If you take a look at the -[NSMenuItem target] property, you will see that it says "weak". This means that when you call file_open.setTarget and file_save.setTarget, the menu items don't prevent the target value from being destroyed and deallocated when it goes out of scope.

The reason this worked in objc was likely due to a memory leak somewhere in your application, objc2 avoids those, but in turn you must handle stuff like this correctly.

If there is a natural place that you can store the target at the end of the scope, I'd recommend you do that, otherwise it's probably fine to leak it manually using std::mem::forget(target).

the documentation here is sparse

There's a bit more documentation on menus in here, but yeah, it definitely is limited.

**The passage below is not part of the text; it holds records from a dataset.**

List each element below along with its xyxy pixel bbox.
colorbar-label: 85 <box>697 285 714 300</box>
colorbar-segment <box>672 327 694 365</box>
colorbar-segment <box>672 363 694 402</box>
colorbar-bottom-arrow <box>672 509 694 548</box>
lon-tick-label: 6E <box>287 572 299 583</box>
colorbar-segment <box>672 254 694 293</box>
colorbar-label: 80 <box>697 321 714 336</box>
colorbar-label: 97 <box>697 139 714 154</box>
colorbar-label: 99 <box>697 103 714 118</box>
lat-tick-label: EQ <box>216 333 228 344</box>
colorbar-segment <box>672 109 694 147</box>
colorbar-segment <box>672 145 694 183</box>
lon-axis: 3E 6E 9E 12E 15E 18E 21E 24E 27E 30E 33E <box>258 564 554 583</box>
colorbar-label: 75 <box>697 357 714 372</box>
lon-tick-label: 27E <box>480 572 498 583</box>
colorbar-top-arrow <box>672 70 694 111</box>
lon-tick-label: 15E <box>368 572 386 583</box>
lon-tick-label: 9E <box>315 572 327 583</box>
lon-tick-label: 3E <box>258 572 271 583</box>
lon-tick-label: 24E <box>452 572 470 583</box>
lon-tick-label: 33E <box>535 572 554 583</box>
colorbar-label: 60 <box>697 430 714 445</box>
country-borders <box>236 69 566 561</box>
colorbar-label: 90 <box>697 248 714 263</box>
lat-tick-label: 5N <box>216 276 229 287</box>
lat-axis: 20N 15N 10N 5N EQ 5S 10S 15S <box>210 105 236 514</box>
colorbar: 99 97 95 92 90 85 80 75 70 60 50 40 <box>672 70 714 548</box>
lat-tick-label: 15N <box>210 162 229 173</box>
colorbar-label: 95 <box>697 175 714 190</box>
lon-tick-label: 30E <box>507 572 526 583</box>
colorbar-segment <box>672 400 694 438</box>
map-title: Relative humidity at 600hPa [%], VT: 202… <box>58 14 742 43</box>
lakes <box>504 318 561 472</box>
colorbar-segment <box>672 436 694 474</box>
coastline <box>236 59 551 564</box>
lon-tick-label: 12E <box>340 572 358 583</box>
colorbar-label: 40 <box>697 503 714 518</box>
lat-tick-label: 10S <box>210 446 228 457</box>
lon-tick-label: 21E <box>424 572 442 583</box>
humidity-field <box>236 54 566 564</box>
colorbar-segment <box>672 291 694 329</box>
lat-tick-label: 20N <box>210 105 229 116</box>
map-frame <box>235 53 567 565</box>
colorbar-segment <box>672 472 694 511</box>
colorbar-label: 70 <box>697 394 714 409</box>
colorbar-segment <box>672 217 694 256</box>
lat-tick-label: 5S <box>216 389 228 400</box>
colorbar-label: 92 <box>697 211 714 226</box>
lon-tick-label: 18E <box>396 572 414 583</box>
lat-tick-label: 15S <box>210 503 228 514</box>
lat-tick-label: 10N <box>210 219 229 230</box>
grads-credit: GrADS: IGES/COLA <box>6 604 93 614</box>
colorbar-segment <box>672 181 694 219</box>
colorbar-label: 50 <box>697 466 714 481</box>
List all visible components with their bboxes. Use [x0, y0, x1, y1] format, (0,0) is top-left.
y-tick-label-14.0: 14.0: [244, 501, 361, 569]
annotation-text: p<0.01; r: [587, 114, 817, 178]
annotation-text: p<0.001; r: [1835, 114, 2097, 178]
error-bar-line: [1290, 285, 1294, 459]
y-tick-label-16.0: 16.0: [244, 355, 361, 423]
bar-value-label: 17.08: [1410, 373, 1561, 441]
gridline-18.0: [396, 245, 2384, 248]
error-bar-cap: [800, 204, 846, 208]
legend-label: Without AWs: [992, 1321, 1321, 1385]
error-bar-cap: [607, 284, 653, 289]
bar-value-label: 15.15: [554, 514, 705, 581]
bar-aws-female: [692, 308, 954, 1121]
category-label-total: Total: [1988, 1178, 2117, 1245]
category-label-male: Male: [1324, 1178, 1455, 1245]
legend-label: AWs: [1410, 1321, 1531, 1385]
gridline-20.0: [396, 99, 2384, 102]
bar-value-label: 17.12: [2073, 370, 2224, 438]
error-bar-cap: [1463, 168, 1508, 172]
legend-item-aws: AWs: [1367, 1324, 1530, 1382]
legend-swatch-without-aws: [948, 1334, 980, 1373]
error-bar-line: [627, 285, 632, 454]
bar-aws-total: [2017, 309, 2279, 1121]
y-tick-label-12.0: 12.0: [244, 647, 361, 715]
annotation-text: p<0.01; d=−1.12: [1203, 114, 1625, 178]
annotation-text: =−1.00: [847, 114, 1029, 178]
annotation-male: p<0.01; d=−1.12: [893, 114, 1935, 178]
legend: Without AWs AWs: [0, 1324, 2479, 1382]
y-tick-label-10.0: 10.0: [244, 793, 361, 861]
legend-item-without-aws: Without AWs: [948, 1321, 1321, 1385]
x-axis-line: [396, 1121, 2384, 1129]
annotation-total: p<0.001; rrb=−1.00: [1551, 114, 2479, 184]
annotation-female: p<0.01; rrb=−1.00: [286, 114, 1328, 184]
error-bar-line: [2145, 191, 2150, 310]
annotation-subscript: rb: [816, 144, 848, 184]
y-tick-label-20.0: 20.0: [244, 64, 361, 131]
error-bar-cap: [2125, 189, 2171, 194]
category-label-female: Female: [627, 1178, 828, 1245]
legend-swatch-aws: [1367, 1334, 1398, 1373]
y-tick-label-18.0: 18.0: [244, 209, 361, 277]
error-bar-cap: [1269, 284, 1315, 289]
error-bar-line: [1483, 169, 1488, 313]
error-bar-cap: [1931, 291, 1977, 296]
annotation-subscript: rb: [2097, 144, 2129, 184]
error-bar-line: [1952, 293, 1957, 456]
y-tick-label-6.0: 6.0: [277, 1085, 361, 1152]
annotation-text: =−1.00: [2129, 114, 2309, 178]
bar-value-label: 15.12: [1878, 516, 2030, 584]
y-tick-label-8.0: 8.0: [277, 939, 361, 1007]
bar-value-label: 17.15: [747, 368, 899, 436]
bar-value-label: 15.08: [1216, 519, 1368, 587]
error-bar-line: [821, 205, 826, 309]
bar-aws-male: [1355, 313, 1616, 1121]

VisualEhrmanntraut commented 2 months ago

Interesting how it can tell that it got deallocated instead of crashing. Calling forget on it seems to work, thanks.

madsmtm commented 2 months ago

It's kinda like target is an std::sync::Arc<PlistOxideMenu>, and NSMenuItem stores a std::sync::Weak to that, though indeed this is something that we don't often use in the Rust world.